My dog, Sweet Pea, who came to the Animal Rescue Fund of the Hamptons after the hurricanes in Puerto Rico, clearly isn’t a fan of ice and blizzards

I gather there are some dogs — huskies and Newfoundlands and such — who love nothing better than a good romp in the snow, but my dog, Sweet Pea, who came to the Animal Rescue Fund of the Hamptons after the hurricanes in Puerto Rico, clearly isn’t a fan of ice and blizzards. I would be curious to hear if other ARF dogs who come from warmer climes are as indignant about the snow as mine is. 

Two weeks ago, East End dogs and their owners had a 12-inch snowfall to cope with, in addition to single-digit temperatures. When I opened the door for Sweet Pea the morning of that storm, she looked disdainfully around, and ran back into the living room to curl up in an easy chair. She must have a bladder of iron.

A courageous friend said her technique for dealing with her reluctant dogs was to shovel the snow off a rectangle in her yard and carry her two small pets to it a few times a day. Another told me his little dogs were willing to go out the front door when he opened it — but no further. They did what they had to do, he said, right there by the front door, but he wasn’t going to clean it up till the cold-weather siege had ended. (I can imagine the spring thaw will bring surprises in my garden, too. Oh, well, I guess it’s good for the roses.)

A city friend said that the snow-melt chemicals all over the sidewalks were the worst thing about taking his dog for a walk in winter. The grains got into the dog’s paws and made the otherwise pleasant experience of a twice-daily stroll feel somewhat cruel.

For the most part I’ve faced the weather by staying, quite happily, at the computer keyboard or in our well-heated kitchen, watching the birds. Sweet Pea is always close by, or settled onto my lap. No matter how much time she and I devote to reading The New York Times and the other newspapers and magazines piled up in our sun porch, we never seem to reach the bottom of the stack.
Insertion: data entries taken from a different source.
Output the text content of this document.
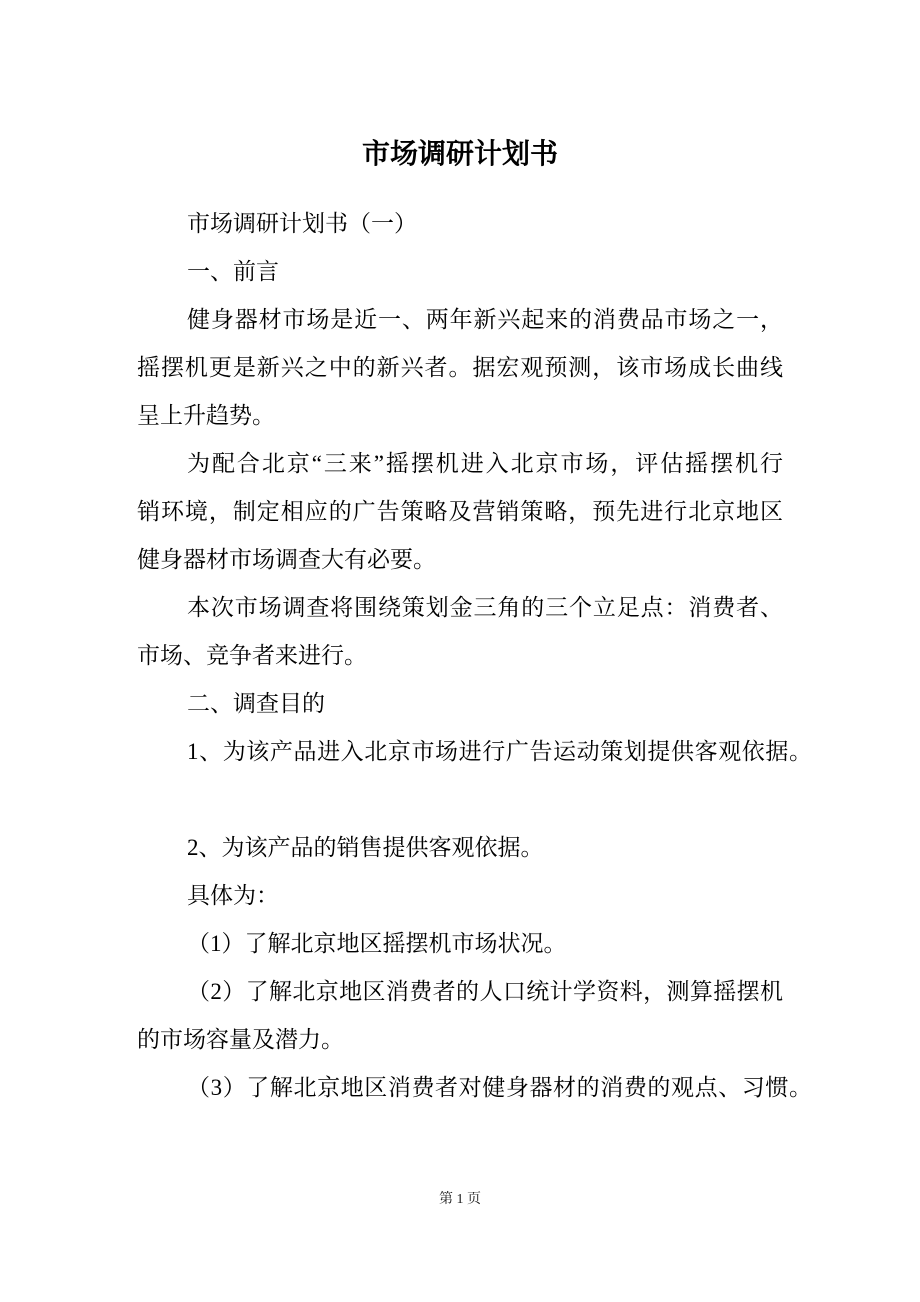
市场调研计划书
市场调研计划书（一）
一、前言
健身器材市场是近一、两年新兴起来的消费品市场之一，
摇摆机更是新兴之中的新兴者。据宏观预测，该市场成长曲线
呈上升趋势。
为配合北京“三来”摇摆机进入北京市场，评估摇摆机行
销环境，制定相应的广告策略及营销策略，预先进行北京地区
健身器材市场调查大有必要。
本次市场调查将围绕策划金三角的三个立足点：消费者、
市场、竞争者来进行。
二、调查目的
1、为该产品进入北京市场进行广告运动策划提供客观依据。
2、为该产品的销售提供客观依据。
具体为：
（1）了解北京地区摇摆机市场状况。
（2）了解北京地区消费者的人口统计学资料，测算摇摆机
的市场容量及潜力。
（3）了解北京地区消费者对健身器材的消费的观点、习惯。
第 1 页
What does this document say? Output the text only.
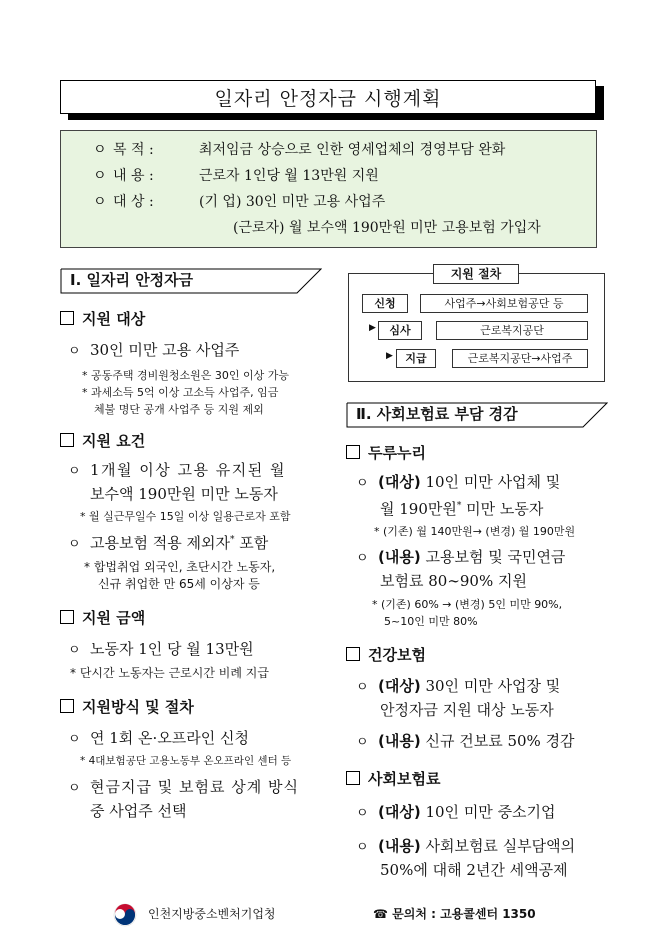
일자리 안정자금 시행계획
ㅇ 목 적 :	최저임금 상승으로 인한 영세업체의 경영부담 완화
ㅇ 내 용 :	근로자 1인당 월 13만원 지원
ㅇ 대 상 :	(기 업) 30인 미만 고용 사업주
(근로자) 월 보수액 190만원 미만 고용보험 가입자
Ⅰ. 일자리 안정자금
지원 대상
ㅇ 30인 미만 고용 사업주
* 공동주택 경비원청소원은 30인 이상 가능
* 과세소득 5억 이상 고소득 사업주, 임금
체불 명단 공개 사업주 등 지원 제외
지원 요건
ㅇ 1개월 이상 고용 유지된 월
보수액 190만원 미만 노동자
* 월 실근무일수 15일 이상 일용근로자 포함
ㅇ 고용보험 적용 제외자* 포함
* 합법취업 외국인, 초단시간 노동자,
신규 취업한 만 65세 이상자 등
지원 금액
ㅇ 노동자 1인 당 월 13만원
* 단시간 노동자는 근로시간 비례 지급
지원방식 및 절차
ㅇ 연 1회 온·오프라인 신청
* 4대보험공단 고용노동부 온오프라인 센터 등
ㅇ 현금지급 및 보험료 상계 방식
중 사업주 선택
지원 절차
신청	사업주→사회보험공단 등
▶	심사	근로복지공단
▶	지급	근로복지공단→사업주
Ⅱ. 사회보험료 부담 경감
두루누리
ㅇ (대상) 10인 미만 사업체 및
월 190만원* 미만 노동자
* (기존) 월 140만원→ (변경) 월 190만원
ㅇ (내용) 고용보험 및 국민연금
보험료 80∼90% 지원
* (기존) 60% → (변경) 5인 미만 90%,
5~10인 미만 80%
건강보험
ㅇ (대상) 30인 미만 사업장 및
안정자금 지원 대상 노동자
ㅇ (내용) 신규 건보료 50% 경감
사회보험료
ㅇ (대상) 10인 미만 중소기업
ㅇ (내용) 사회보험료 실부담액의
50%에 대해 2년간 세액공제
인천지방중소벤처기업청	☎ 문의처 : 고용콜센터 1350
One of the nice things about having a dog again is being forced to go out a few times a day for at least a short walk. I have insisted that my husband do the same, canes and all. The first few minutes of each walk, at least, are usually great: There is nothing like the exhilaration that comes from a winter walk, especially when the sun comes out and your grandchildren arrive in high spirits, delighted to have had a chance to tromp through clean, deep snow and happy for another day off school.

To my surprise, on Tuesday, when we were treated to another bountiful snowfall, Sweet Pea showed signs of acclimating. She actually bounded outside and into the drifts, ignoring the fact that her legs were too short to keep her belly out of it. I do, however, think she might benefit from a set of little snow booties, to protect her feet (if not her dignity).